Sarana paling besar yang dilakukan Muhammad saw. dalam dakwah dan perilaku beliau adalah, gerakan yang tidak membutuhkan biaya besar, tidak membutuhkan energi berlimpah, meluncur dari bibir untuk selanjutnya masuk ke relung kalbu yang sangat dalam.
Jangan Anda tanyakan efektifitasnya dalam mempengaruhi akal pikiran, menghilangkan kesedihan, membersihkan jiwa, menghancurkan tembok pengalang di antara anak manusia!. Itulah ketulusan yang mengalir dari dua bibir yang bersih, itulah senyuman!
Itulah senyuman yang direkam Al Qur’an tentang kisah Nabi Sulaiman as, ketika Ia berkata kepada seekor semut,
“Maka dia tersenyum dengan tertawa karena (mendengar) perkataan semut itu. Dan dia berdoa: “Ya Tuhanku berilah aku ilham untuk tetap mensyukuri nikmat mu yang telah Engkau anugerahkan kepadaku dan kepada dua orang ibu bapakku dan untuk mengerjakan amal saleh yang Engkau ridhai; Dan masukkanlah aku dengan rahmat-Mu ke dalam golongan hamba-hamba-Mu yang saleh”. An Naml:19
Senyuman itulah yang senantiasa keluar dari bibir mulia Muhammad saw., dalam setiap perilakunya. Beliau tersenyum ketika bertemu dengan sahabatnya. Saat beliau menahan amarah atau ketika beliau berada di majelis peradilan sekalipun.
فهذا جرير -رضي الله عنه- يقول -كما في الصحيحين-: ما حَجَبني رسولُ الله -صلى الله عليه وسلم- منذُ أسملتُ، ولا رآني إلا تَبَسَّم في وجهي.

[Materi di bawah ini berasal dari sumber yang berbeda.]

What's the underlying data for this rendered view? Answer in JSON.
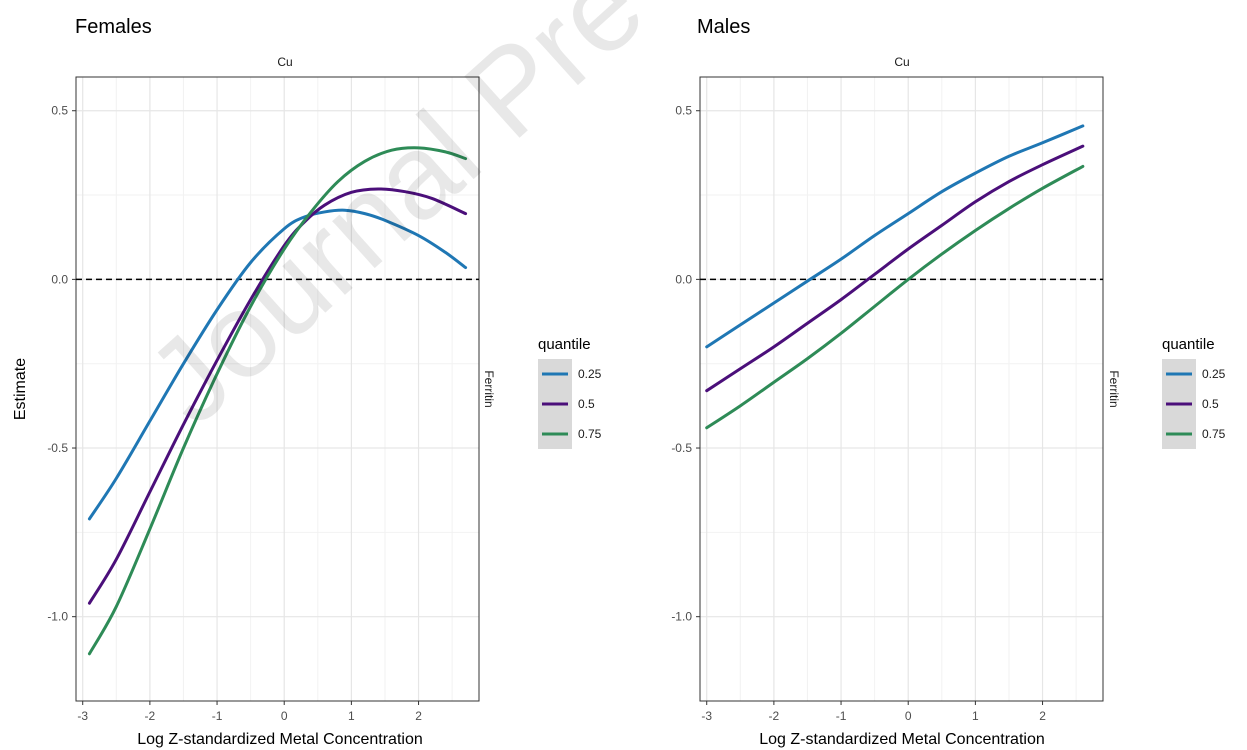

Diriwayatkan dari Jabir dalam sahih Bukhari dan Muslim, berkata, “Sejak aku masuk Islam, Rasulullah saw tidak pernah menghindar dariku. Dan beliau tidak melihatku kecuali beliau pasti tersenyum kepadaku.”
Suatu ketika Muhammad saw. didatangi seorang Arab Badui, dengan serta merta ia berlaku kasar dengan menarik selendang Muhammad saw., sehingga leher beliau membekas merah. Orang Badui itu bersuara keras, “Wahai Muhammad, perintahkan sahabatmu memberikan harta dari Baitul Maal! Muhammad saw. menoleh kepadanya seraya tersenyum. Kemudian beliau menyuruh sahabatnya memberi harta dari baitul maal kepadanya.”
Ketika beliau memberi hukuman keras terhadap orang-orang yang terlambat dan tidak ikut serta dalam perang Tabuk, beliau masih tersenyum mendengarkan alasan mereka.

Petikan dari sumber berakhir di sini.